Identification of the miRNAome in human fracture callus and nonunion tissues.

BACKGROUND

Nonunions remain a challenging post-traumatic complication that often leads to a financial and health burden that affects the patient's quality of life. Despite a wealth of knowledge about fracture repair, especially gene and more recently miRNA expression, much remains unknown about the molecular differences between normal physiological repair (callus tissue) and a nonunion. To probe this lack of knowledge, we embarked on a study that sought to identify and compare the human miRNAome of normal bone to that present in a normal fracture callus and those from two different classic nonunion types, hypertrophic and oligotrophic.

METHODS

Normal bone and callus tissue samples were harvested during revision surgery from patients with physiological fracture repair and nonunions (hypertrophic and oligotrophic) and analyzed using histology. Also, miRNAs were isolated and screened using microarrays followed by bioinformatic analyses, including, differential expression, pathways and biological processes, as well as elucidation of target genes.

RESULTS

Out of 30,424 mature miRNAs (from 203 organisms) screened via microarrays, 635 (∼2.1%) miRNAs were found to be upregulated and 855 (∼2.8%) downregulated in the fracture callus and nonunion tissues as compared to intact bone.
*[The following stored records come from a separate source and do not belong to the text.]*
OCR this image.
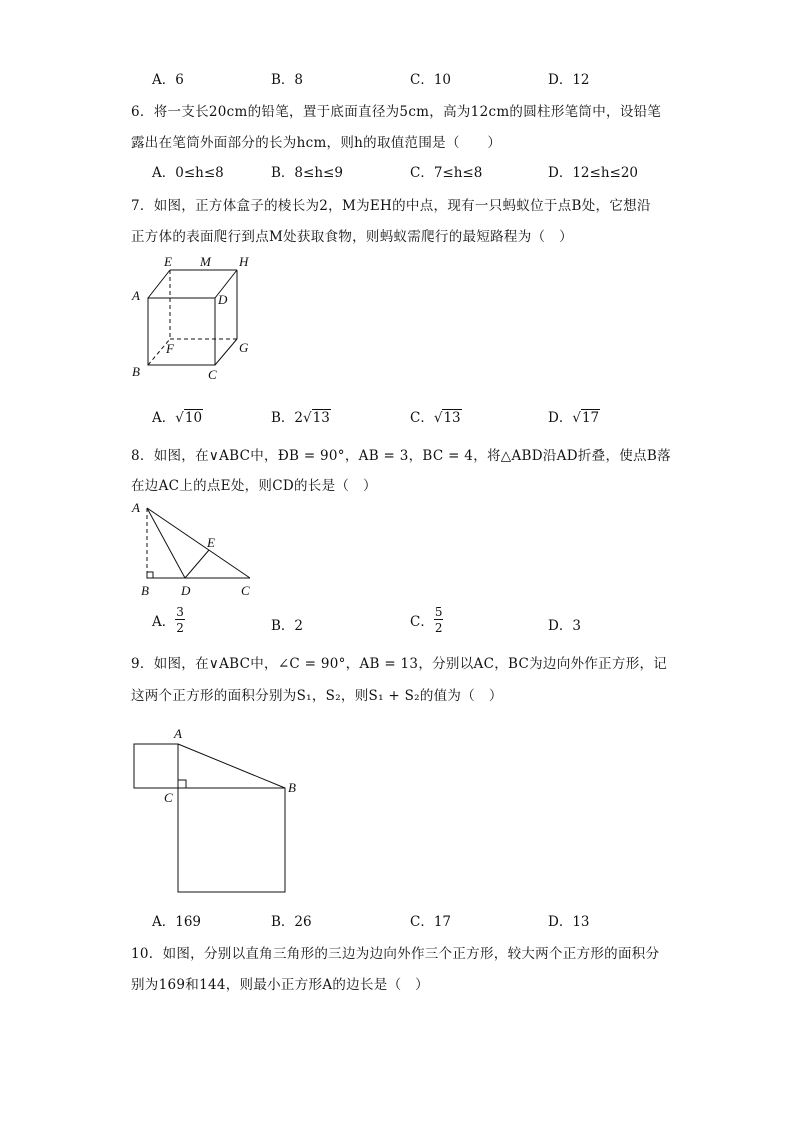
A．6	B．8	C．10	D．12
6．将一支长20cm的铅笔，置于底面直径为5cm，高为12cm的圆柱形笔筒中，设铅笔
露出在笔筒外面部分的长为hcm，则h的取值范围是（　　）
A．0≤h≤8	B．8≤h≤9	C．7≤h≤8	D．12≤h≤20
7．如图，正方体盒子的棱长为2，M为EH的中点，现有一只蚂蚁位于点B处，它想沿
正方体的表面爬行到点M处获取食物，则蚂蚁需爬行的最短路程为（　）
E M H
A	D
F	G
B	C
A．√10	B．2√13	C．√13	D．√17
8．如图，在∨ABC中，ÐB = 90°，AB = 3，BC = 4，将△ABD沿AD折叠，使点B落
在边AC上的点E处，则CD的长是（　）
A
E
B D	C
A． $\frac{3}{2}$	B．2	C． $\frac{5}{2}$	D．3
9．如图，在∨ABC中，∠C = 90°，AB = 13，分别以AC，BC为边向外作正方形，记
这两个正方形的面积分别为S₁，S₂，则S₁ + S₂的值为（　）
A
B
C
A．169	B．26	C．17	D．13
10．如图，分别以直角三角形的三边为边向外作三个正方形，较大两个正方形的面积分
别为169和144，则最小正方形A的边长是（　）
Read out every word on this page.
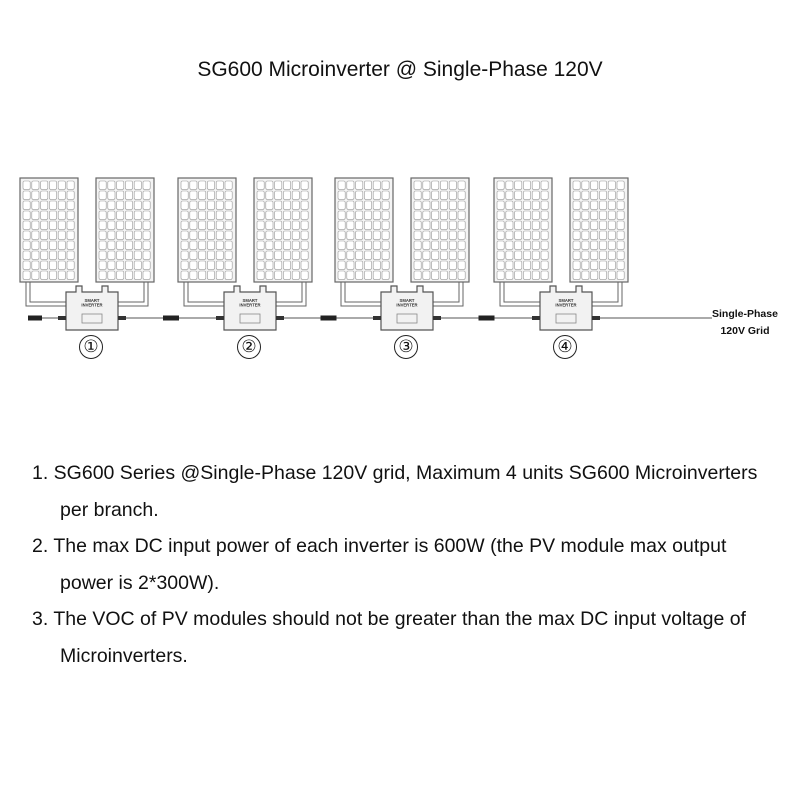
SG600 Microinverter @ Single-Phase 120V
SMART
INVERTER
SMART
INVERTER
SMART
INVERTER
SMART
INVERTER
①	②	③	④
Single-Phase
120V Grid
1. SG600 Series @Single-Phase 120V grid, Maximum 4 units SG600 Microinverters per branch.
2. The max DC input power of each inverter is 600W (the PV module max output power is 2*300W).
3. The VOC of PV modules should not be greater than the max DC input voltage of Microinverters.
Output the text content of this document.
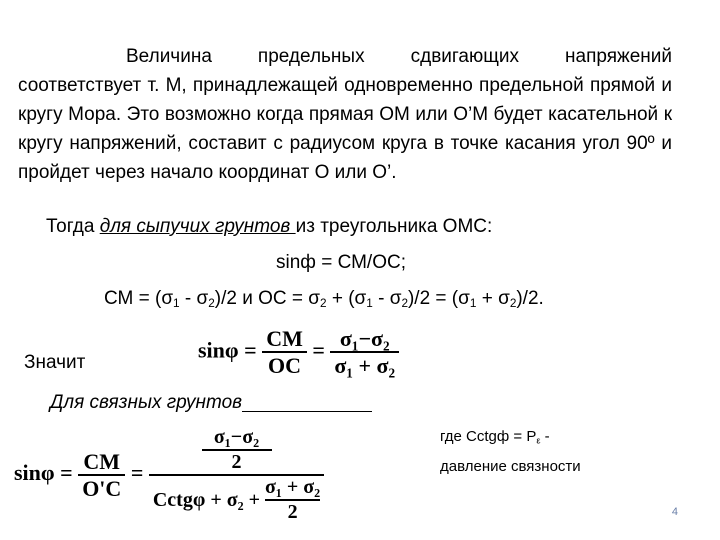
Величина предельных сдвигающих напряжений соответствует т. М, принадлежащей одновременно предельной прямой и кругу Мора. Это возможно когда прямая ОМ или О’М будет касательной к кругу напряжений, составит с радиусом круга в точке касания угол 90º и пройдет через начало координат О или О’.
Тогда для сыпучих грунтов из треугольника ОМС:
sinф = СМ/ОС;
СМ = $(\sigma_1 - \sigma_2)/2$ и ОС = $\sigma_2 + (\sigma_1 - \sigma_2)/2 = (\sigma_1 + \sigma_2)/2$.
Значит
$\sin\varphi = \frac{CM}{OC} = \frac{\text{σ₁−σ₂}}{\text{σ₁ + σ₂}}$
Для связных грунтов
где Cctgф = $Р_\varepsilon$ -
давление связности
$\sin\varphi = \frac{CM}{O'C} = \sigma_1-\sigma_2$
2
Cctgφ + σ₂ +

σ₁ + σ₂
2	4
As our tissue samples were derived from humans, we focused on the human miRNAs and out of the 4223 human miRNAs, 86 miRNAs (∼2.0%) were upregulated and 51 (∼1.2%) were downregulated. Although there were similarities between the three experimental samples, we also found specific miRNAs that were unique to individual samples. We further identified the predicted target genes from these differentially expressed miRNAs as well as the relevant biological processes, including specific signaling pathways that are activated in all three experimental samples.

CONCLUSION

Collectively, this is the first comprehensive study reporting on the miRNAome of intact bone as compared to fracture callus and nonunion tissues. Further, we identify specific miRNAs involved in normal physiological fracture repair as well as those of nonunions.

THE TRANSLATIONAL POTENTIAL OF THIS ARTICLE

The data generated from this study further increase our molecular understanding of the roles of miRNAs during normal and aberrant fracture repair and this knowledge can be used in the future in the development of miRNA-based therapeutics for skeletal regeneration.